Compared to traditional spinning disks, NAND flash storage media is blazingly fast and compact. Since it has no moving parts, it uses less energy, produces less heat, and breaks far less often. A few years into our flash SAN usage, we have yet to see a disk failure; losing drives in our traditional SAN was a frequent occurrence. EMC’s XtremIO SAN has exciting features that a traditional SAN doesn’t, including inline deduplication, inline disk compression, inline data encryption, and writeable snapshots that are instantly available and meet the same I/O demands as the original.
“We had to carefully carve up the disks so that workloads wouldn't disturb each other”
With our traditional SAN, we had to carefully carve up the disks so that workloads wouldn’t disturb each other. With a purpose-built flash SAN, I would be completely comfortable running all twelve of our environments – production and non-production – off one pair of SANs that fit in a single rack. With all environments running at full blast, we wouldn’t even scratch the surface of the flash array’s capabilities. When we put the XtremIO into production, our database I/O latency went from averaging hundreds of milliseconds per operation to flat-lining at near zero (1.5 ms/op). Outside of production, we went from six limping environments to ten stunningly-fast environments— making our developers more productive and enabling our business users to serve the students we support better. We can even add new environments whenever someone dreams up a need for them – the databases don’t take up any additional space or present an I/O throughput challenge.
There is very little planning involved in flash storage. What used to consume immense employee time and effort for weeks is now streamlined and nearly effortless: we buy for space, not throughput, because throughput is no longer a concern, and there are no raid groups, tiers, caches, disk pools, or thick provisioning to mull over. With the latest model of EMC’s XtremIO SAN, the disks are encrypted, which helps us meet regulatory requirements.
In addition to a dozen copies of our databases, we also maintain months of daily database snapshots so that when someone accidentally deletes or mangles some data and it isn’t discovered for a few weeks, we can immediately bring the appropriate snapshot online, instead of recalling tapes from Iron Mountain and scrambling to find somewhere to restore them.
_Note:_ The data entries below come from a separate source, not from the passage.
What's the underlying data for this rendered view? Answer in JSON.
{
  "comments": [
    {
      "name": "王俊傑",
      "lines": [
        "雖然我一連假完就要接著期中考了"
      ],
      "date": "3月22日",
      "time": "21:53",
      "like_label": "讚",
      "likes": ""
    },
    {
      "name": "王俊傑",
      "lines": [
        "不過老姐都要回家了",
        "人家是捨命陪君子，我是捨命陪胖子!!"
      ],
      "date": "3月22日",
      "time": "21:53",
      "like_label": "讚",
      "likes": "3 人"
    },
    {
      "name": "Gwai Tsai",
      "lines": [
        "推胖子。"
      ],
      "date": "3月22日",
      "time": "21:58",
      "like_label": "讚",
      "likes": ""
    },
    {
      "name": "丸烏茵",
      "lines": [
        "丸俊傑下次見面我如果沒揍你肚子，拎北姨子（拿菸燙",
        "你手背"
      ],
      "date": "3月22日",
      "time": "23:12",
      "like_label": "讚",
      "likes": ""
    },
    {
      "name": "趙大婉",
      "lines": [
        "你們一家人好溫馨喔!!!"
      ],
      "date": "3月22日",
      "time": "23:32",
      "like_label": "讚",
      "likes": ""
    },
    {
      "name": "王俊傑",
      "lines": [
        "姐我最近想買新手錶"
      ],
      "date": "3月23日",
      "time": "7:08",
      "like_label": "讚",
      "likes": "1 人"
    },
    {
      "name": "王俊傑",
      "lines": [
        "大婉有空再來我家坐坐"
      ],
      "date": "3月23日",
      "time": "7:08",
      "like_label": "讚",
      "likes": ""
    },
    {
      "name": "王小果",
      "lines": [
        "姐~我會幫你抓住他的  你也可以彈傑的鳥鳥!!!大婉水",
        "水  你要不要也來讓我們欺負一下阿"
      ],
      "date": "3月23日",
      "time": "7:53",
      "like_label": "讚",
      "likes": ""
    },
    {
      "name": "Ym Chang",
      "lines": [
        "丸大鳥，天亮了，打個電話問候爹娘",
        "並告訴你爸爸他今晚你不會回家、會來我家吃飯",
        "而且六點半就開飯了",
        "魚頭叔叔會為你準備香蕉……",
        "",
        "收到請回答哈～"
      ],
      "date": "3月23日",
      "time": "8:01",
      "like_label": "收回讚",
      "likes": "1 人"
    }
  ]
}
Snapshots, even when the data in them is changing daily, are so efficient that we have nearly 190 TB of data consuming 10 TB of actual space. We refresh 5 TB of data on-demand, daily and weekly to support our software developers and business users.
Connections Education had reached the capacity of traditional SANs, and flash technology has provided a major relief. For the first time in a decade, the organization did not need to budget for additional storage this year, and finally, no one is complaining that the database is slow.